Last things on valgrind :
To use it in parallel, using MPI :
mpirun -np 4 valgrind ./myprog.exe
Note that valgrind will display many identical errors, even when there are only one (because you may repeat this error a lot of time). Try to find the first error, and then use this message as a starting point.
But ! Some libs (like MPI libs, etc) also contain bugs, often at start up, and valgrind will display them. I strongly suggest you add a print at the beginning of your code (at first line), and then when analyzing valgrind output, do not consider errors before this print.
===== Floating Point exception =====
====Tracing in Fortran ====
Example :
program myprog
implicit none
real(8) :: d1,d2,d3
d2 = 10.0d0
d3 = 0.0d0
d1 = d2 / d3
end program myprog
~$ gfortran -g -fbacktrace -ffpe-trap=zero,underflow,overflow,invalid myprog.f90
~$ ./a.out
Program received signal SIGFPE: Floating-point exception - erroneous arithmetic operation.
Backtrace for this error:
#0 0x7FC0FE8877D7
#1 0x7FC0FE887DDE
#2 0x7FC0FE4DEC2F
#3 0x4006DD in myprog at myprog.f90:7
Floating point exception (core dumped)
Bug is at line 7.
====Tracing in C ====
Example :
#include
int main(int argc, char **argv)
{
feenableexcept(FE_DIVBYZERO| FE_INVALID|FE_OVERFLOW);
double d1,d2,d3;
d2 = 10.0;
d3 = 0.0;
d1 = d2 / d3;
}
~$ gcc -g myfile.c -lm
~$ ./a.out
Floating point exception (core dumped)
~$ gdb a.out
(gdb) run
Starting program: /home/spehn/a.out
Program received signal SIGFPE, Arithmetic exception.

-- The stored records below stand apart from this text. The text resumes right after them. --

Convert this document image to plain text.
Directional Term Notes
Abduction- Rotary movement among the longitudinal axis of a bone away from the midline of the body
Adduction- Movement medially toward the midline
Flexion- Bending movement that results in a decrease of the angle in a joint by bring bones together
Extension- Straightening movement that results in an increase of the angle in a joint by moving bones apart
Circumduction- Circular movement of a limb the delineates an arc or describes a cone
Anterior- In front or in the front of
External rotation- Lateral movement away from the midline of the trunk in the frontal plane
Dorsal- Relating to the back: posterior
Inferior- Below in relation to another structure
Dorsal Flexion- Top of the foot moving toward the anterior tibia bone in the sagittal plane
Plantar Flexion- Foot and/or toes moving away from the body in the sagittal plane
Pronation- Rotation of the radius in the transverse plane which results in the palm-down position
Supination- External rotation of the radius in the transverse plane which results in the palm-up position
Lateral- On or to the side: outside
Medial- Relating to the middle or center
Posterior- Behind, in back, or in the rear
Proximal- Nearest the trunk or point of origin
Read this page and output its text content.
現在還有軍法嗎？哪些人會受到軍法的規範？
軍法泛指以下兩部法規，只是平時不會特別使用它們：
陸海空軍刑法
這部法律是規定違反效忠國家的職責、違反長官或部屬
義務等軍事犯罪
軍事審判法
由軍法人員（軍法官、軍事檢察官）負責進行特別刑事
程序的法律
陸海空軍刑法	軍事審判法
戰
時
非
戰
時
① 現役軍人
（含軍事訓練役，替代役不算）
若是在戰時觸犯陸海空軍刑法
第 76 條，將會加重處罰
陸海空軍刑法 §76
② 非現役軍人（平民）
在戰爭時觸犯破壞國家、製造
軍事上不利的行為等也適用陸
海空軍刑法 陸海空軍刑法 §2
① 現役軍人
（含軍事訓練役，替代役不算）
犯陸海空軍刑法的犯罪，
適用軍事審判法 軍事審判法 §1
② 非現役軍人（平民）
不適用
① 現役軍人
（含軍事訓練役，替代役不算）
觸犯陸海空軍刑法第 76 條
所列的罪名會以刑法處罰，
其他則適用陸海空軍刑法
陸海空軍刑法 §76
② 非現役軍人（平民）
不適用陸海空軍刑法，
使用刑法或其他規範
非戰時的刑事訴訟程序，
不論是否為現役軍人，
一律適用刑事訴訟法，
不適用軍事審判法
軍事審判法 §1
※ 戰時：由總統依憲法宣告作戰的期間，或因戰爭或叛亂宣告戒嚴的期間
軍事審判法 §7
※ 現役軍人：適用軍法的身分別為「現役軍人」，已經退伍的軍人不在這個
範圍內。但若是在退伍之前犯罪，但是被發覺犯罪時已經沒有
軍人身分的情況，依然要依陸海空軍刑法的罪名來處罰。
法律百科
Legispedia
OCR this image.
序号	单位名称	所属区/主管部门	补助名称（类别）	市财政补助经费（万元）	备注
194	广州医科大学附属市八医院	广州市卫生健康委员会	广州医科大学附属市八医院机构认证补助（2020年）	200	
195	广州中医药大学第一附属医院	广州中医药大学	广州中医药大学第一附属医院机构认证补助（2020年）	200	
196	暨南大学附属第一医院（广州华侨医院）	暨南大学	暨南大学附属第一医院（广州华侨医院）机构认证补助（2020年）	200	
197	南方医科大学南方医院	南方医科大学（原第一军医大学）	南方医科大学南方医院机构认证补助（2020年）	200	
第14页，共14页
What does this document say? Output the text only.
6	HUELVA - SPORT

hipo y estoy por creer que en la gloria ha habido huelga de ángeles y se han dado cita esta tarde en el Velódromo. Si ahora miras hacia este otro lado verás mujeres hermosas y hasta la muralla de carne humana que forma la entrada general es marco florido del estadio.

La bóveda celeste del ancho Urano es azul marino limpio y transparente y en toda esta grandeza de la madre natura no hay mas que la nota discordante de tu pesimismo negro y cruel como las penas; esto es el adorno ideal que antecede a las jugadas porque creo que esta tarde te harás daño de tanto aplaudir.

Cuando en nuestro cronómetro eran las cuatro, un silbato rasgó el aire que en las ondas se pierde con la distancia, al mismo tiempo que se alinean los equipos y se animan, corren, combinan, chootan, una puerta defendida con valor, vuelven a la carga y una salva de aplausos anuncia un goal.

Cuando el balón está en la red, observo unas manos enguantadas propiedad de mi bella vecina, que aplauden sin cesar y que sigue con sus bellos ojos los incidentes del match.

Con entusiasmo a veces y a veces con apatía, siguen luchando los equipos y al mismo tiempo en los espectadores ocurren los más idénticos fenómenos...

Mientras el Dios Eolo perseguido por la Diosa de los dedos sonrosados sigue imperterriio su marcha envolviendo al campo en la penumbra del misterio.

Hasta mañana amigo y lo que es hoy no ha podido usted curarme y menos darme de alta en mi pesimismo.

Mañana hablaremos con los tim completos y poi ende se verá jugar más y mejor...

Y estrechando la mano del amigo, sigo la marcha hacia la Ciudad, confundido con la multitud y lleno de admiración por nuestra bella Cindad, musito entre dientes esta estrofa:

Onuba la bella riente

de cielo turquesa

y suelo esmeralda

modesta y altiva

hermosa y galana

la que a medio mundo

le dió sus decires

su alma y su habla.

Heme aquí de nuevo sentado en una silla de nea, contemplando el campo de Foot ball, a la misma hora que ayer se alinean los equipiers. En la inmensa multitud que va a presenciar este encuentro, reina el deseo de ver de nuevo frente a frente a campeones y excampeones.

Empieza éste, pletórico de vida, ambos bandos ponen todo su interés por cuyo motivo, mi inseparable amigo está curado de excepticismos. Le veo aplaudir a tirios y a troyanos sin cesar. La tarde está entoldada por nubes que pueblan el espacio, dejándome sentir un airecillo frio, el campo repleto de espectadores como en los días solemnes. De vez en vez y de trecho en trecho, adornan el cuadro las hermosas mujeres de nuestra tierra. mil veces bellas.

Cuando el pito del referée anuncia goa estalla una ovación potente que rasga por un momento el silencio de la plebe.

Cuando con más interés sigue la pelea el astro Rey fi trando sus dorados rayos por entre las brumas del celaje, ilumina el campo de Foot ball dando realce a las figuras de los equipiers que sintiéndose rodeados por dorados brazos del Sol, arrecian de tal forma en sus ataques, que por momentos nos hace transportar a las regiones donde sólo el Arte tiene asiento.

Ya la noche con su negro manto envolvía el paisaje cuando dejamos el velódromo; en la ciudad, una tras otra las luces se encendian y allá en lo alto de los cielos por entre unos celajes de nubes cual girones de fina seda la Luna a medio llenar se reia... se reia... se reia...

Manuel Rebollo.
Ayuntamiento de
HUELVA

0x0000000000400637 in main (argc=1, argv=0x7fffffffdf78) at myfile.c:9
9 d1 = d2 / d3;
(gdb)
Bug is at line 9.
===== Uninitialized variables =====
==== Tracing in Fortran ====
Example :
program myprog
implicit none
real(8) :: d1,d2
d1 = d2*10.0d0
end program myprog
~$ gfortran -Wuninitialized -g -fbacktrace myprog.f90
myprog.f90: In function ‘myprog’:
myprog.f90:6:0: warning: ‘d2’ is used uninitialized in this function [-Wuninitialized]
d1 = d2*10.0d0
^
~$ ifort -fpp -Duninitstatic myprog.f90 -g -check all
~$ ./a.out
forrtl: severe (193): Run-Time Check Failure. The variable 'myprog_$D2' is being used without being defined
Image PC Routine Line Source
a.out 0000000000402336 Unknown Unknown Unknown
libc.so.6 00007F3785537EC5 Unknown Unknown Unknown
a.out 0000000000402229 Unknown Unknown Unknown
Error is coming from variable D2. Adding -traceback would provide line information.
Other Example :
program myprog
real(8), allocatable, dimension(:) :: d1,d2
allocate(d1(1:10), d2(1:10))
d1(3) = d2(4)*10.0d0
print *,d1(3),d2(4)
deallocate(d1)
end program myprog
~$ ifort myprog.f90 -g -traceback
~$ valgrind --track-origins=yes ./a.out
[...]
==21655== Conditional jump or move depends on uninitialised value(s)
==21655== at 0x448595: cvt_ieee_t_to_text_ex (in /home/sphen/Downloads/a.out)
==21655== by 0x426F22: for__format_value (in /home/sphen/Downloads/a.out)
==21655== by 0x40AD5A: for_write_seq_lis_xmit (in /home/sphen/Downloads/a.out)
==21655== by 0x4025C6: MAIN__ (myprog.f90:7)
==21655== by 0x402335: main (in /home/sphen/Downloads/a.out)
==21655== Uninitialised value was created by a heap allocation
==21655== at 0x4C2AB80: malloc (in /usr/lib/valgrind/vgpreload_memcheck-amd64-linux.so)
==21655== by 0x406518: for_alloc_allocatable (in /home/sphen/Downloads/a.out)
==21655== by 0x4024C5: MAIN__ (myprog.f90:5)
==21655== by 0x402335: main (in /home/sphen/Downloads/a.out)
[...]
Error is at line 7 and variable was created at line 5.